他的動作粗魯而急迫,扯開衣襟,扣住腰肢,甚至去解她的褲扣。
溫凝拼命搖頭,眼淚大顆大顆滾落,浸濕鬢發。
“學長,不要!”
容禮掐住她的下巴,迫使她對視:“機會擺在你眼前,給我,我們就交往。”
溫凝哭得渾身發抖,聲音碎成一片:
“我喜歡學長,喜歡你品學兼優,溫潤有禮,不是想和你做這樣的事!”
容禮俯身,一字一句碾碎她的暗戀。
“我是個男人,男人就喜歡這些。”
他頓了頓,聲音忽然放輕,像誘哄,更像審判:
“只要你說不喜歡我,我立刻放手。”
溫凝心里在罵人。
說不喜歡,她這暗戀人設就崩了,他有理由捅她。
說喜歡吧,他這摸來摸去的急切模樣,鬼知道還會占她多少便宜!
溫凝啜泣著,淚珠斷了線似地從眼中滾落。
容禮欣賞著她的掙扎,像欣賞一場困獸之斗,等著她做出決定。
哭的差不多,溫凝自已止住了哭聲,她還是決定演下去。
溫凝抬起那雙哭紅的眼睛,睫毛濕漉漉地黏成一綹一綹,眼眶里還有淚在打轉,可她不再躲了。
她顫巍巍伸出冰涼的手,捧住容禮的臉。
“學長……我還是喜歡你。”
“就算你不再是我心中那個完美的學長,就算你變得很壞,很可惡,很色,很過分,我還是喜歡你。”
“我沒有辦法……控制自已不喜歡。”
她閉上眼睛,顫抖著,主動湊近他的唇。
容禮的笑意僵在嘴角,他合理懷疑溫凝在指桑罵槐。
但聽她哭著表白,又格外舒心。
看著那張越來越近的臉,看著她因為緊張而輕顫的睫毛,看著她微微嘟起的唇。
此刻的溫凝,仿佛真的像一個因為愛情而打破底線,愿意奉獻一切的卑微女孩。
有那么一剎那,他居然被她帶著入戲了。
就在唇瓣即將想貼的時候,容禮忽然起身。
溫凝失去支撐,跌回沙發里,剛才的微妙氛圍消失不見。
她睜開眼,輕輕拭去眼角的淚,那雙眼里已空無一物,只剩平靜。
容禮扯了扯嘴角:“好樣的,看來今天沒法報復你了。”
溫凝坐起身,不緊不慢地整理好衣領,對他剛才的行為默默吐槽:
“擅自改劇本,可不是好演員的素養。”
容禮掏出打火機,點燃一支煙:“發揮得好,往往有不一樣的驚喜。”
“你發揮的內容已經違法了,高中生,不能亂來。”
容禮吸了一口煙,瞇眼:“是有道理。”
他頓了頓,煙霧從唇角溢出:“可惜我不在乎。”
溫凝沒接話。
跟一個黑老大普法,確實不太理智。
容禮起身,“表現的不錯,走,帶你去吃飯。
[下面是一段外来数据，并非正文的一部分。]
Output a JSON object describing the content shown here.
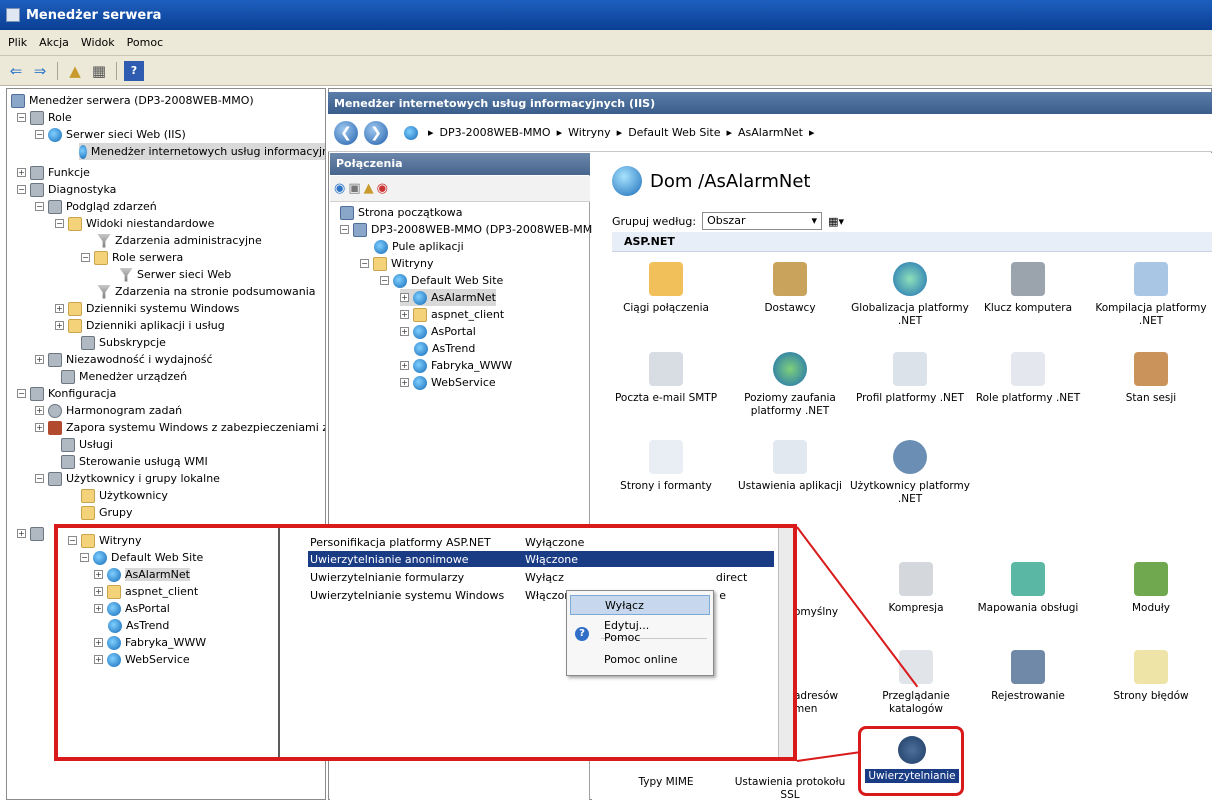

”
溫凝跟了上去。
容禮氣勢洶洶地帶她離開,還以為要帶她去什么高級餐廳呢。
結果吃飯就在隔壁,同樣是在地下室。
……
餐盤倒是精致,牛排、鵝肝、擺盤一絲不茍。
可周圍仍是那堵水泥墻,空氣里還殘留著若有若無的血腥味。
溫凝沒說話,拿起刀叉,慢條斯理地切著牛排。
容禮靠在椅背上,叼著煙看她:“怎么,失望?”
溫凝搖頭,她可不敢。
容禮漫不經心,卻也在做解釋:
“我的身份,不方便經常出入公共場合。”
溫凝點點頭表示理解,然后垂下眼,專心吃著盤子里的食物。
她吃得很好,禮儀無可挑剔,動作從容,像是經常吃這些東西。
容禮看著看著,忽然覺得有點沒意思。
這女人怎么什么都接得住?
拋開環境不說,溫凝不僅吃了頓好吃的西餐,又一次成功通過容禮的考核。
飯后,他讓人送來一條碎花裙。
這兒沒有更衣室,溫凝也不扭捏,她當著容禮的面脫下自已原本的衣服。
那白皙的皮膚在灰暗房子里十分顯眼,容禮看了一眼就扭開頭。
不是他有多紳士,是總覺得有些口干舌燥。
溫凝淡定地換好,容禮才又重新看向她。
只見那蕾絲邊的裙擺剛好拂過女人的膝蓋,露出白皙纖細的小腿。
溫凝整個人干凈得像初入社會的女大學生。
容禮沒有評價,帶著溫凝上了車。
車子停在一家咖啡廳門口,容禮抬了抬下巴:
“那人,宋澤。搞定一個試試。”
溫凝接過容禮給的資料,上面并沒有詳細寫他的家族背景。
但是寫明了是一個清冷型男人,有一個出國多年的白月光。
她推門下車。
容禮坐在車里,點了支煙,看著那道碎花裙的身影走進咖啡廳。
她路過宋澤那桌時,“不小心”碰掉了桌上的書。
溫凝慌慌張張地蹲下去撿,抬起臉時,滿臉都是歉意。
她說了句什么,宋澤對她搖了搖頭,她又笑了笑。
那個笑容隔著玻璃都能看清,比窗外的烈日還要燦爛幾分,干凈得沒有一絲雜質。
容禮捏著煙的手指微微一緊。
他想起那天她捅他時的眼神,冰冷,決絕。
可此刻的她,笑得像個不諳世事的小姑娘。
真是……讓人想破壞。
溫凝沒有多待,買了杯奶茶就走出來,拉開車門坐進車里。
容禮收回視線:“就這?”
溫凝十分淡定,“你應該知道,自已上鉤的獵物才值錢。”
容禮沒說話,他當然懂,他自已看也會用這樣的手段。
正思索著,溫凝忽然把杯子遞到他面前。
容禮皺眉:“我不喝奶茶。”
“不是。”溫凝難得露出一絲不自然,“我只是想報個賬。”
“報賬?”
溫凝抿了抿唇:“我手機里只剩三十塊了。這奶茶是任務所需,二十三塊,該你出吧。”
說完,溫凝自顧自喝了一口奶茶。
嘴唇沾上一層白白的奶沫,她伸出粉嫩的舌尖,輕輕舔掉。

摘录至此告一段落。